The base of the laptop is somewhat hot while i am literally doing nothing on the system.
This is an old machine, it is probably running hotter than it should due to thermal paste age. If you are comfortable opening it up, you could replace the thermal paste with fresh, and see if the temperature goes down. Lower temperature - less need for cooling, less energy spent.
 
I have an old thinkpad x230 (i5 2013 cpu or something, and a 180gb SSD) small FreeBSD install, with wayland/sway that oftentimes use to open librewolf or waterfox browser and read pdf from the internet.There is a blank screensaver after 5 minutes. Battery life with a new OEM 48000mWh battery is around 3 hours. How can i extend the battery life? Where are the main energy consumptions of the system? The base of the laptop is somewhat hot while i am literally doing nothing on the system.
Go into the bios and configure all the power options for "maximum battery life" when running on battery. That will probably run your cpu at 800 MHz all the time, but you should get longer battery life. There is also some freebsd tuning you can do, see https://wiki.freebsd.org/TuningPowerConsumption, though I don't know how much of that is still current in 15.0. Another trick is to reduce your screen brightness down to the minimum you need, the backlight chews up quite a lof ot power if you have the brightness turned up. As well as renewing thermal paste, try vacuuming the fan, just take the back off and run a vacuum cleaner nozzle on low suction over the fan to suck out the dust and improve airflow, if it hasn't been cleaned for a long time it might be clogged up with dust; in fact it's a good idea to try that before renewing the paste itself.

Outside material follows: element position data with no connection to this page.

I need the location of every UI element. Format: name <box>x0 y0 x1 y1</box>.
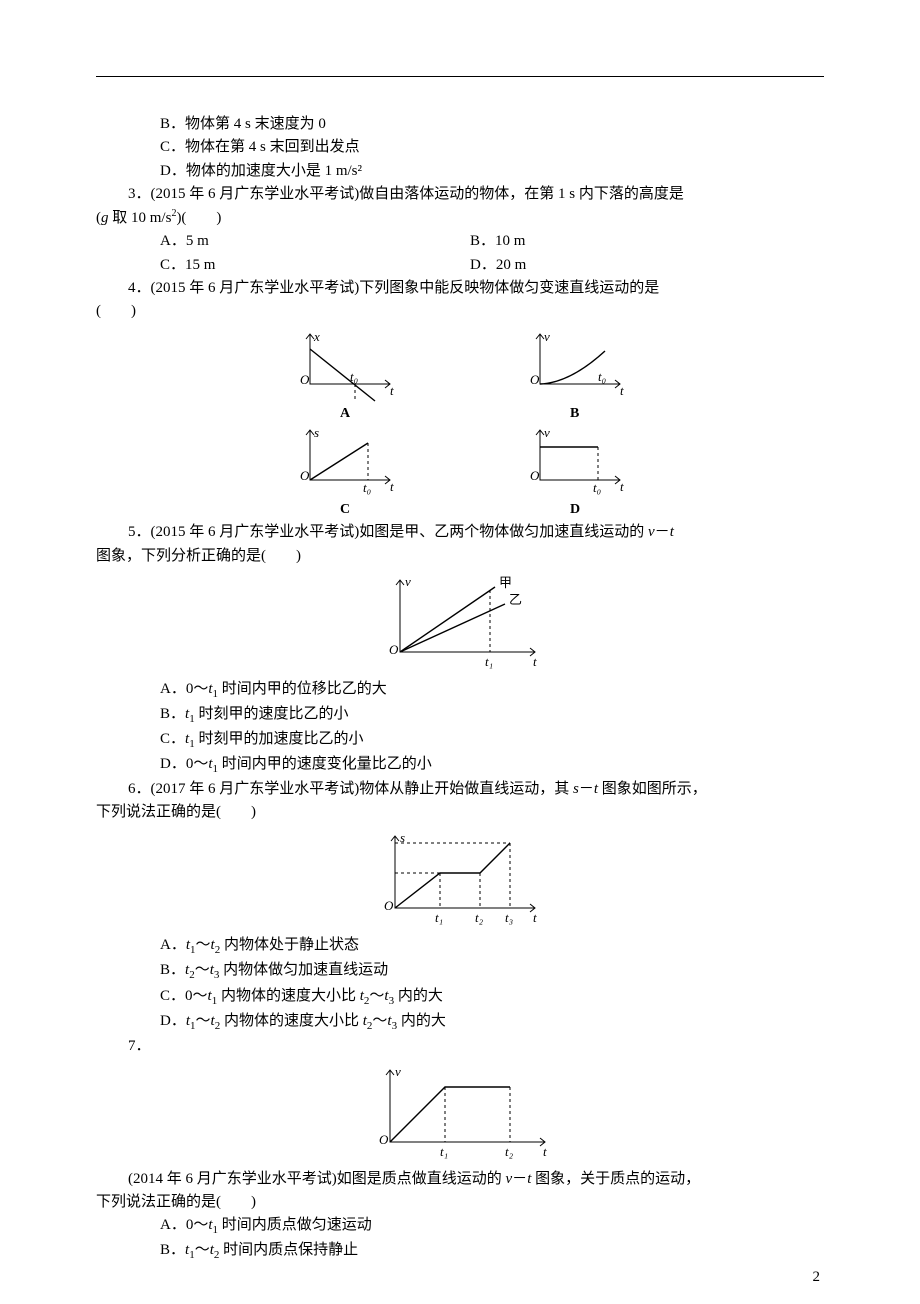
svg-text:s: s <box>400 830 405 845</box>
q5-opt-d: D．0～t1 时间内甲的速度变化量比乙的小 <box>96 753 824 778</box>
svg-text:t₀: t₀ <box>350 369 358 384</box>
q6-opt-d: D．t1～t2 内物体的速度大小比 t2～t3 内的大 <box>96 1010 824 1035</box>
svg-text:O: O <box>384 898 394 913</box>
svg-text:v: v <box>544 329 550 344</box>
q7-figure: O v t t₁ t₂ <box>96 1062 824 1162</box>
q7-opt-a: A．0～t1 时间内质点做匀速运动 <box>96 1214 824 1239</box>
q6-stem-b: 下列说法正确的是( ) <box>96 801 824 824</box>
svg-text:甲: 甲 <box>499 575 512 590</box>
svg-text:t: t <box>620 479 624 494</box>
q6-opt-c: C．0～t1 内物体的速度大小比 t2～t3 内的大 <box>96 985 824 1010</box>
svg-text:C: C <box>340 502 350 515</box>
q3-opt-d: D．20 m <box>460 254 824 277</box>
q4-chart-a: O x t t₀ A <box>290 329 400 419</box>
q7-opt-b: B．t1～t2 时间内质点保持静止 <box>96 1239 824 1264</box>
svg-text:v: v <box>405 574 411 589</box>
q3-opt-b: B．10 m <box>460 230 824 253</box>
svg-text:乙: 乙 <box>509 592 522 607</box>
q4-chart-d: O v t t₀ D <box>520 425 630 515</box>
q4-stem-a: 4．(2015 年 6 月广东学业水平考试)下列图象中能反映物体做匀变速直线运动… <box>96 277 824 300</box>
svg-text:x: x <box>313 329 320 344</box>
svg-text:t₁: t₁ <box>440 1144 448 1159</box>
q3-stem-a: 3．(2015 年 6 月广东学业水平考试)做自由落体运动的物体，在第 1 s … <box>96 183 824 206</box>
svg-text:A: A <box>340 406 351 419</box>
svg-text:v: v <box>544 425 550 440</box>
svg-text:t: t <box>620 383 624 398</box>
q5-figure: O v t t₁ 甲 乙 <box>96 572 824 672</box>
q3-stem-b: (g 取 10 m/s2)( ) <box>96 206 824 230</box>
q5-opt-a: A．0～t1 时间内甲的位移比乙的大 <box>96 678 824 703</box>
svg-text:t: t <box>390 479 394 494</box>
q4-chart-c: O s t t₀ C <box>290 425 400 515</box>
opt-pre-c: C．物体在第 4 s 末回到出发点 <box>96 136 824 159</box>
q3-opt-c: C．15 m <box>96 254 460 277</box>
svg-text:t₀: t₀ <box>598 369 606 384</box>
svg-text:B: B <box>570 406 579 419</box>
q4-stem-b: ( ) <box>96 300 824 323</box>
svg-text:O: O <box>530 372 540 387</box>
page-number: 2 <box>813 1269 821 1286</box>
q3-opt-a: A．5 m <box>96 230 460 253</box>
svg-text:t₁: t₁ <box>435 910 443 925</box>
q6-figure: O s t t₁ t₂ t₃ <box>96 828 824 928</box>
svg-text:t₃: t₃ <box>505 910 513 925</box>
svg-text:t: t <box>543 1144 547 1159</box>
svg-text:t₂: t₂ <box>505 1144 514 1159</box>
q4-figrow-1: O x t t₀ A O v t t₀ B <box>96 329 824 419</box>
q7-stem-a: (2014 年 6 月广东学业水平考试)如图是质点做直线运动的 v－t 图象，关… <box>96 1168 824 1191</box>
svg-text:v: v <box>395 1064 401 1079</box>
svg-text:D: D <box>570 502 580 515</box>
svg-text:O: O <box>379 1132 389 1147</box>
q4-figrow-2: O s t t₀ C O v t t₀ D <box>96 425 824 515</box>
q7-num: 7． <box>96 1035 824 1058</box>
opt-pre-b: B．物体第 4 s 末速度为 0 <box>96 113 824 136</box>
opt-pre-d: D．物体的加速度大小是 1 m/s² <box>96 160 824 183</box>
svg-text:t: t <box>533 910 537 925</box>
q6-opt-a: A．t1～t2 内物体处于静止状态 <box>96 934 824 959</box>
svg-text:O: O <box>300 372 310 387</box>
q4-chart-b: O v t t₀ B <box>520 329 630 419</box>
svg-text:t: t <box>390 383 394 398</box>
svg-text:O: O <box>389 642 399 657</box>
svg-text:t₀: t₀ <box>593 480 601 495</box>
svg-text:t₂: t₂ <box>475 910 484 925</box>
svg-text:t₁: t₁ <box>485 654 493 669</box>
svg-text:O: O <box>300 468 310 483</box>
svg-text:t₀: t₀ <box>363 480 371 495</box>
q6-stem-a: 6．(2017 年 6 月广东学业水平考试)物体从静止开始做直线运动，其 s－t… <box>96 778 824 801</box>
svg-text:t: t <box>533 654 537 669</box>
q5-opt-b: B．t1 时刻甲的速度比乙的小 <box>96 703 824 728</box>
svg-text:O: O <box>530 468 540 483</box>
q7-stem-b: 下列说法正确的是( ) <box>96 1191 824 1214</box>
q5-stem-b: 图象，下列分析正确的是( ) <box>96 545 824 568</box>
q5-opt-c: C．t1 时刻甲的加速度比乙的小 <box>96 728 824 753</box>
svg-text:s: s <box>314 425 319 440</box>
q6-opt-b: B．t2～t3 内物体做匀加速直线运动 <box>96 959 824 984</box>
q5-stem-a: 5．(2015 年 6 月广东学业水平考试)如图是甲、乙两个物体做匀加速直线运动… <box>96 521 824 544</box>
header-rule <box>96 76 824 77</box>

On linux you can run 'powertop' which will give you some idea of what in the system is chewing up the power, unfortunately I don't think there is a freebsd port of powertop available.
 
PS: im baffled that a smartphone can go all day while laptop has only 3 hours battery time.
Completely different CPU and machine architectures, optimised for different types of devices. Yes the phone's ARM chip will run all day, but just try compiling some code on it and see how it compares to your laptop's performance. You might as well say "it compiles in 3 minutes on the laptop, so why does it take half an hour on the phone?" I am only slightly exaggerating the performance difference...

And then you might say "why can't I have the best of both worlds, good performance AND long battery life" ... step forward the Apple M-series chips, Qualcomm Snapdragon-X, and some of Intel's latest mobile processors (cough). None of which are in your thinkpad X230.